Last year’s yields, by all accounts, were dismal. Wells got three quarters of a ton per acre on land where he has gotten as much as 8 tons. Dreyer got a third of a ton.

Krueger said there has been some freeze damage in northern California where temperatures hit as low as 15 degrees. He acknowledged “the fruit is born on last year’s shoots,” and he believes pruning – which takes fruit and leaves – is not as effective as chemical thinning.

Krueger says thinning results in larger, more profitable fruit. He said it also means more consistent yearly crops and earlier maturity, meaning there’s less competition for harvest labor and the crop is less likely to fall victim to cold weather in the fall. He also says it keeps harvest costs down.
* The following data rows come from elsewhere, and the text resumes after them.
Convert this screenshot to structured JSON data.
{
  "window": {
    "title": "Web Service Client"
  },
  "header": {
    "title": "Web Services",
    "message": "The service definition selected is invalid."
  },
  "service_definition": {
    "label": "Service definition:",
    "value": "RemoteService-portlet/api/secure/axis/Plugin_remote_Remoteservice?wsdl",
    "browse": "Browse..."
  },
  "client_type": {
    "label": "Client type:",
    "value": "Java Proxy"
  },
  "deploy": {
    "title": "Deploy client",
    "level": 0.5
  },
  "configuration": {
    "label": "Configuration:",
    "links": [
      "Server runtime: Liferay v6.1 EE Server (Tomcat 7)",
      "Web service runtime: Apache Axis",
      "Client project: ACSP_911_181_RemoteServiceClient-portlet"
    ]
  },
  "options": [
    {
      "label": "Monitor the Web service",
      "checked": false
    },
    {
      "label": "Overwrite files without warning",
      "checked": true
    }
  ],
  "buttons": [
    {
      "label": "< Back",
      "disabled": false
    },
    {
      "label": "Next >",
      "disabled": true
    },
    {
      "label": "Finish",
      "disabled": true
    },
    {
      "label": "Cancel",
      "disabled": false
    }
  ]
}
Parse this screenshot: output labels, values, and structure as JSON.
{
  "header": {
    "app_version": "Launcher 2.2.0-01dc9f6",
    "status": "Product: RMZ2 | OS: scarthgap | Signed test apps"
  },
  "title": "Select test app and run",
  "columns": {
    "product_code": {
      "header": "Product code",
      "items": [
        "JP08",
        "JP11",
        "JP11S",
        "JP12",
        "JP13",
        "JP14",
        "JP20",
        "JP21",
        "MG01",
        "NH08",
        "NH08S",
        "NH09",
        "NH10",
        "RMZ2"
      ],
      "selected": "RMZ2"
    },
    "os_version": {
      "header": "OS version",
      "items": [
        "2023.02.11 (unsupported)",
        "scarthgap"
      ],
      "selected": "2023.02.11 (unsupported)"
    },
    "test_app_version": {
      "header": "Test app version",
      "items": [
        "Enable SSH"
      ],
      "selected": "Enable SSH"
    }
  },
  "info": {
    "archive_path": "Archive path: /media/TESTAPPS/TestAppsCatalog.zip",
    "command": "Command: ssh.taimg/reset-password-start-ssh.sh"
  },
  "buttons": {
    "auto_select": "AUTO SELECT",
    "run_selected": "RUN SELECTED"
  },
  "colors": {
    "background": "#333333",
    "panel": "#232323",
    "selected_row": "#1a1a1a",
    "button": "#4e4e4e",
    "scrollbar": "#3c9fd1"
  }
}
Chemical thinning is achieved with the use of the plant growth regulator naphthaleneacetic acid (NAA), which is absorbed into the leaves and fruit. An abscission layer forms during the two weeks after application, causing some fruit to drop.

Pruning plus chemical thinning is recommended for crop control in the Manzanillo variety, but chemical thinning is not recommended in Sevillano. NAA is marketed as Liqui-Stik Concentrate by Platte Chemical Co. The chemical can be applied as a diluted spray 12 to 18 days after full bloom.

A fruit size method can also determine when it’s best to spray. This can be determined by folding a standard 2-by-3.5 inch business card in half across the narrow dimension.

“When 11 to 16 fruit can be placed side-by-side across the card, it is time to thin,” Krueger said.

Too early an application will overthin. Too late an application will yield unsatisfactory results. An application during bloom will destroy the crop. NAA should not be used on water stressed trees, Krueger said.